9. Ce qu’il ne faut pas confondre
9.1. Durabilité et sécurité
Les deux notions sont liées dans le programme, mais elles ne se confondent pas.
- Sécurité : protéger le système d’information contre les risques, atteintes, pertes, usages non autorisés.
- Durabilité : réduire les impacts environnementaux du numérique.
Un choix peut d’ailleurs devoir concilier les deux.
Exemple :
- multiplier les sauvegardes peut renforcer la sécurité ;
- mais cela peut aussi augmenter les volumes stockés.
Il faut donc rechercher un équilibre raisonné.
9.2. Dématérialisation et sobriété
La dématérialisation n’est pas automatiquement synonyme de sobriété. Elle peut réduire le papier, mais aussi accroître :
- les échanges ;
- les copies ;
- les archives ;
- la dépendance aux infrastructures numériques.
9.3. Innovation et usage éthique
Une technologie nouvelle n’est pas forcément pertinente dans tous les cas. L’usage éthique suppose de se demander :
- cette solution répond-elle à un vrai besoin ?
- son coût environnemental est-il justifié ?

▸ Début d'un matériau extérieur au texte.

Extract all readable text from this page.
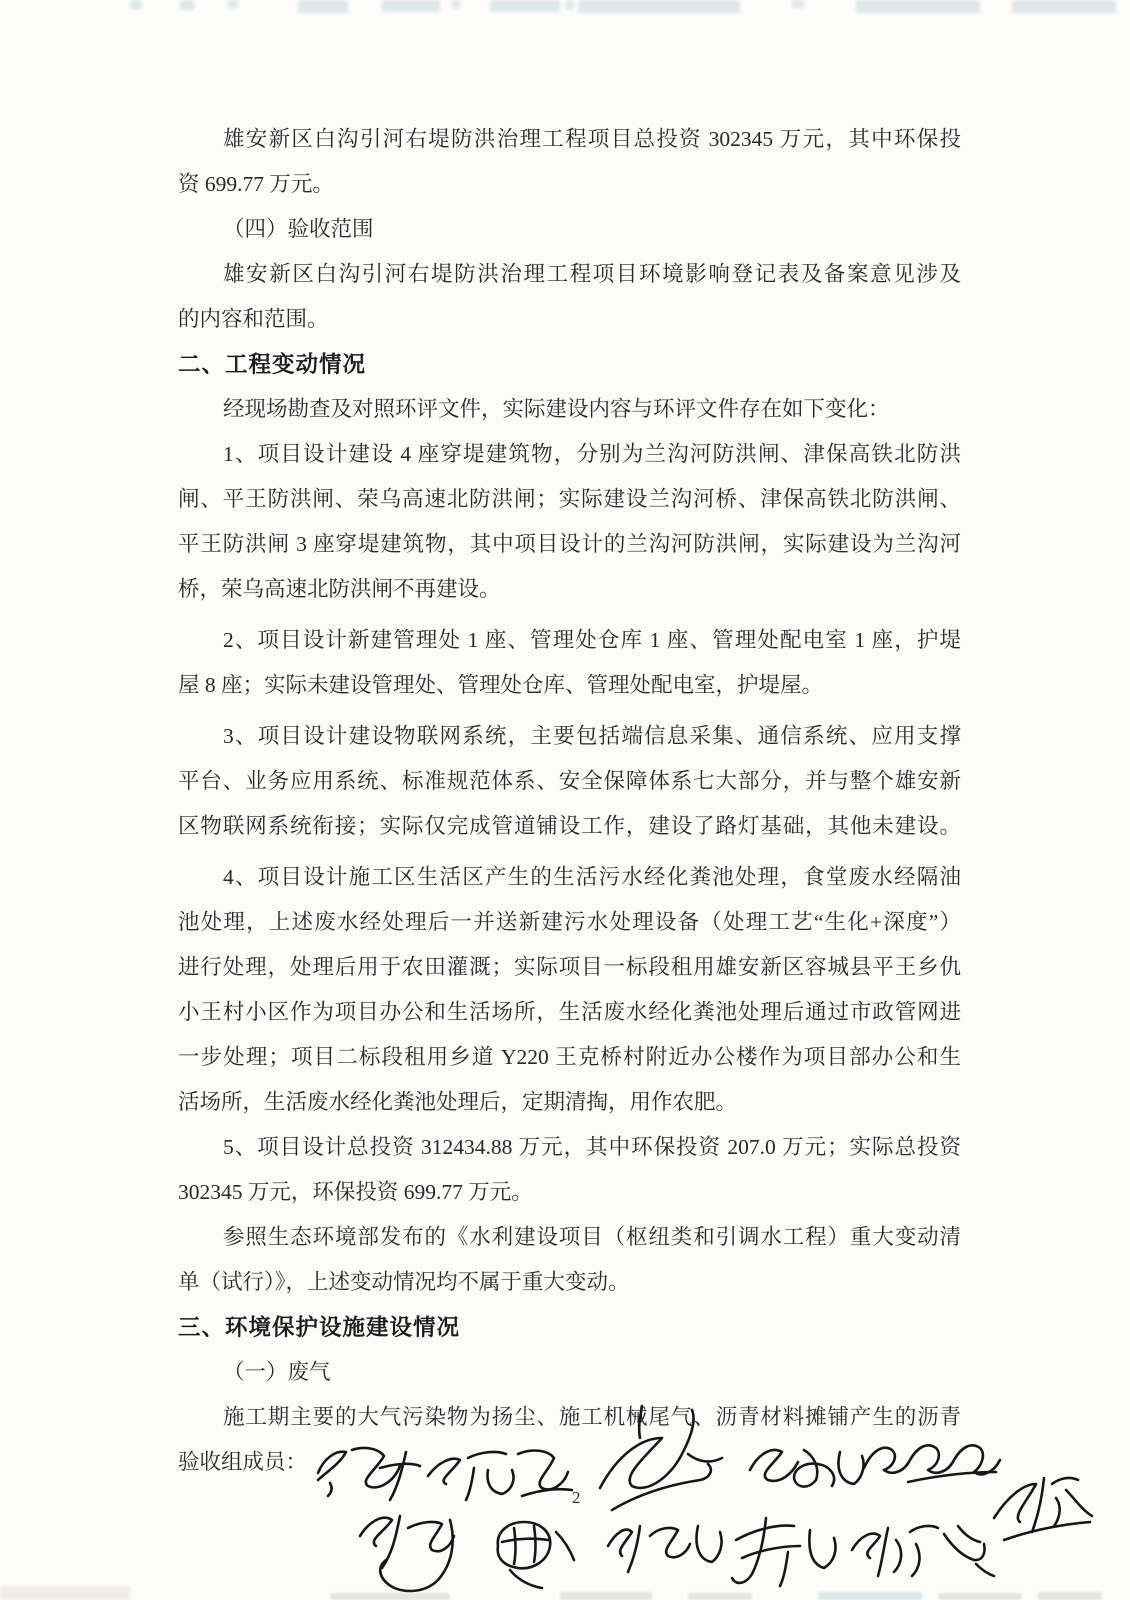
雄安新区白沟引河右堤防洪治理工程项目总投资 302345 万元，其中环保投
资 699.77 万元。
（四）验收范围
雄安新区白沟引河右堤防洪治理工程项目环境影响登记表及备案意见涉及
的内容和范围。
二、工程变动情况
经现场勘查及对照环评文件，实际建设内容与环评文件存在如下变化：
1、项目设计建设 4 座穿堤建筑物，分别为兰沟河防洪闸、津保高铁北防洪
闸、平王防洪闸、荣乌高速北防洪闸；实际建设兰沟河桥、津保高铁北防洪闸、
平王防洪闸 3 座穿堤建筑物，其中项目设计的兰沟河防洪闸，实际建设为兰沟河
桥，荣乌高速北防洪闸不再建设。
2、项目设计新建管理处 1 座、管理处仓库 1 座、管理处配电室 1 座，护堤
屋 8 座；实际未建设管理处、管理处仓库、管理处配电室，护堤屋。
3、项目设计建设物联网系统，主要包括端信息采集、通信系统、应用支撑
平台、业务应用系统、标准规范体系、安全保障体系七大部分，并与整个雄安新
区物联网系统衔接；实际仅完成管道铺设工作，建设了路灯基础，其他未建设。
4、项目设计施工区生活区产生的生活污水经化粪池处理，食堂废水经隔油
池处理，上述废水经处理后一并送新建污水处理设备（处理工艺“生化+深度”）
进行处理，处理后用于农田灌溉；实际项目一标段租用雄安新区容城县平王乡仇
小王村小区作为项目办公和生活场所，生活废水经化粪池处理后通过市政管网进
一步处理；项目二标段租用乡道 Y220 王克桥村附近办公楼作为项目部办公和生
活场所，生活废水经化粪池处理后，定期清掏，用作农肥。
5、项目设计总投资 312434.88 万元，其中环保投资 207.0 万元；实际总投资
302345 万元，环保投资 699.77 万元。
参照生态环境部发布的《水利建设项目（枢纽类和引调水工程）重大变动清
单（试行）》，上述变动情况均不属于重大变动。
三、环境保护设施建设情况
（一）废气
施工期主要的大气污染物为扬尘、施工机械尾气、沥青材料摊铺产生的沥青
验收组成员：
2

- existe-t-il une solution plus simple ?
10. Synthèse opérationnelle : les 4 axes d’action
Axe 1 : énergie
Objectif : réduire la consommation électrique du système d’information.
Actions possibles :
- extinction des équipements ;
- mise en veille ;
- paramétrages sobres ;
- limitation des usages inutiles.
Axe 2 : matériels
Objectif : réduire l’impact lié à la fabrication et au renouvellement des équipements.
Actions possibles :
- prolonger la durée de vie ;
- réparer ;
- adapter les achats aux besoins ;
- éviter le suréquipement.
Axe 3 : comportements
Objectif : faire évoluer les usages quotidiens.
Actions possibles :
- sensibilisation ;
- réduction des impressions ;
- partage raisonné des documents ;
- usage proportionné des outils.
Axe 4 : données
Objectif : limiter le stockage et la circulation inutiles de l’information.
Actions possibles :
- tri ;
- suppression des doublons ;
- archivage structuré ;
- limitation des copies.
11. Mémo
À retenir absolument
- La durabilité du système d’information fait partie des défis contemporains du numérique.
- Le système d’information a des impacts environnementaux positifs et négatifs.
- Les impacts négatifs concernent surtout :
- la consommation d’énergie ;
- la fabrication et le renouvellement des matériels ;
- la multiplication des terminaux ;
- le stockage massif des données ;
- les usages peu sobres.
- Les bonnes pratiques portent sur :
- l’énergie ;
- les matériels ;
- les comportements ;
- les données.
- Utiliser la technologie de manière éthique signifie l’utiliser de façon utile, proportionnée et responsable.
- La loi REEN vise à réduire l’empreinte environnementale du numérique.
- Au niveau DCG, il faut surtout comprendre les enjeux, les bonnes pratiques et l’impact de la réglementation sur les organisations.
12. Conclusion
La durabilité numérique transforme la manière d’appréhender le système d’information. Celui-ci ne doit plus être pensé uniquement comme un ensemble d’outils au service de la performance et du contrôle. Il doit aussi être conçu comme un système ayant une empreinte environnementale, donc une responsabilité.
Pour un étudiant en DCG, l’enjeu est concret : savoir repérer les impacts, comprendre les arbitrages, proposer des pratiques responsables et intégrer la loi REEN dans une logique de gestion.
En pratique, la durabilité numérique ne repose pas seulement sur de grandes innovations techniques. Elle commence souvent par des décisions simples :
- conserver plus longtemps un matériel ;
- éviter les stockages inutiles ;
- limiter les impressions ;
- paramétrer correctement les équipements ;
- sensibiliser les utilisateurs.
Autrement dit, la durabilité du système d’information est à la fois une question de réglementation, de gestion, de comportement et d’éthique de l’usage technologique.